We present results of Raman and Rayleigh scattering, near-band-edge photoluminescence, and electron microscope examination of GaAs thin films (<0.3 μm) grown on Si(100)+4°〈011〉 substrates via molecular-beam epitaxy with part of the 2-in. wafer under KrF excimer laser irradiation. Comparative examination of laser-assisted and nonassisted growth areas on the same wafer reveals differences in the nature and degree of strain and structural defects. It is found that the Rayleigh scattering intensity is higher and the longitudinal-optical mode Raman peak is broader in the non-laser-irradiated region indicating a higher degree of disorder. The luminescence is higher from the laser-irradiated region. These differences between the non-laser- and laser-irradiated regions on the same wafer are partially caused by a difference in the film thickness of the two regions.

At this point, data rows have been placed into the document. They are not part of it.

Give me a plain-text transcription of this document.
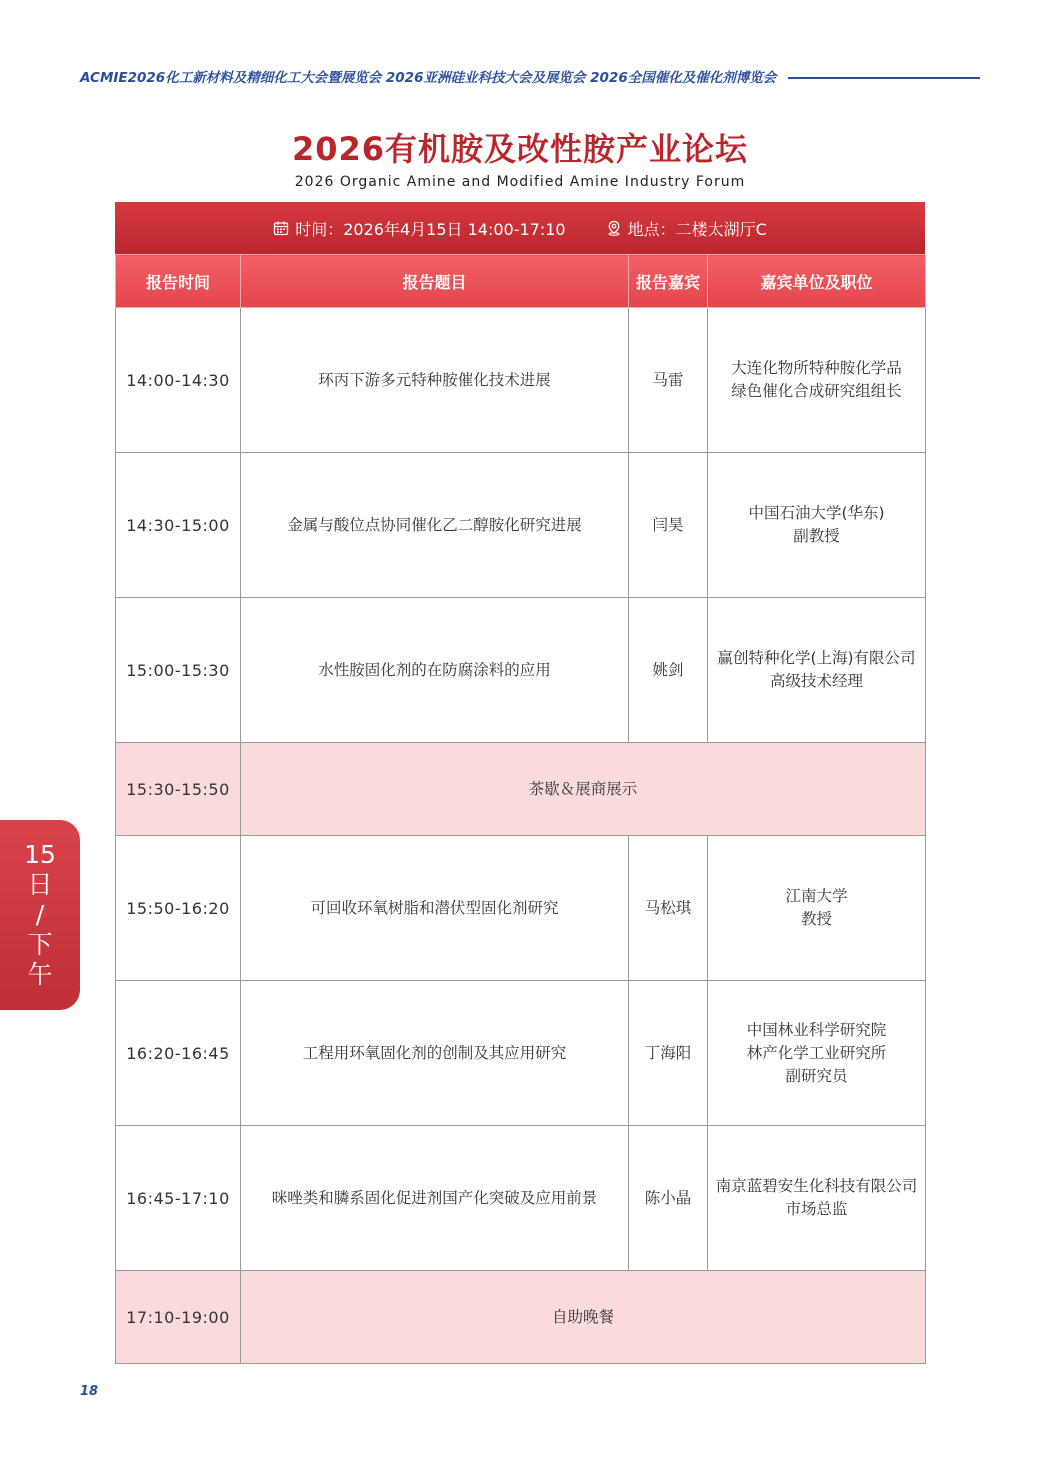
ACMIE2026化工新材料及精细化工大会暨展览会 2026亚洲硅业科技大会及展览会 2026全国催化及催化剂博览会
2026有机胺及改性胺产业论坛
2026 Organic Amine and Modified Amine Industry Forum
时间：2026年4月15日 14:00-17:10	地点：二楼太湖厅C
报告时间	报告题目	报告嘉宾	嘉宾单位及职位
14:00-14:30	环丙下游多元特种胺催化技术进展	马雷	大连化物所特种胺化学品
绿色催化合成研究组组长

14:30-15:00	金属与酸位点协同催化乙二醇胺化研究进展	闫昊	中国石油大学(华东)
副教授

15:00-15:30	水性胺固化剂的在防腐涂料的应用	姚剑	赢创特种化学(上海)有限公司
高级技术经理

15:30-15:50	茶歇＆展商展示		
15:50-16:20	可回收环氧树脂和潜伏型固化剂研究	马松琪	江南大学
教授

16:20-16:45	工程用环氧固化剂的创制及其应用研究	丁海阳	中国林业科学研究院
林产化学工业研究所
副研究员

16:45-17:10	咪唑类和膦系固化促进剂国产化突破及应用前景	陈小晶	南京蓝碧安生化科技有限公司
市场总监

17:10-19:00	自助晚餐		
15
日
/
下
午
18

Near-edge photoluminescence peak position reflects the presence of compressive stress in these thin GaAs films (both in the non-laser- and laser-irradiated areas), indicating incomplete strain relaxation by dislocations even though the thickness is significantly higher than the thermodynamic ground-state estimates of the critical thickness. Transmission electron microscope studies on the laser-irradiated and nonirradiated areas reveal no discernible differences in the density of dislocations in the thin films studied. However, representative samples from both areas cut perpendicular to the tilt axis about which the substrate was tilted away from a perfect (100) surface exhibit an asymmetry in the distribution of the twins among the two {111} variants which have the tilt axis as the common zone axis. This asymmetry has been observed only for the twins extending from the film-substrate interface to the film surface. A correlation between such twins and the substrate step orientation is established.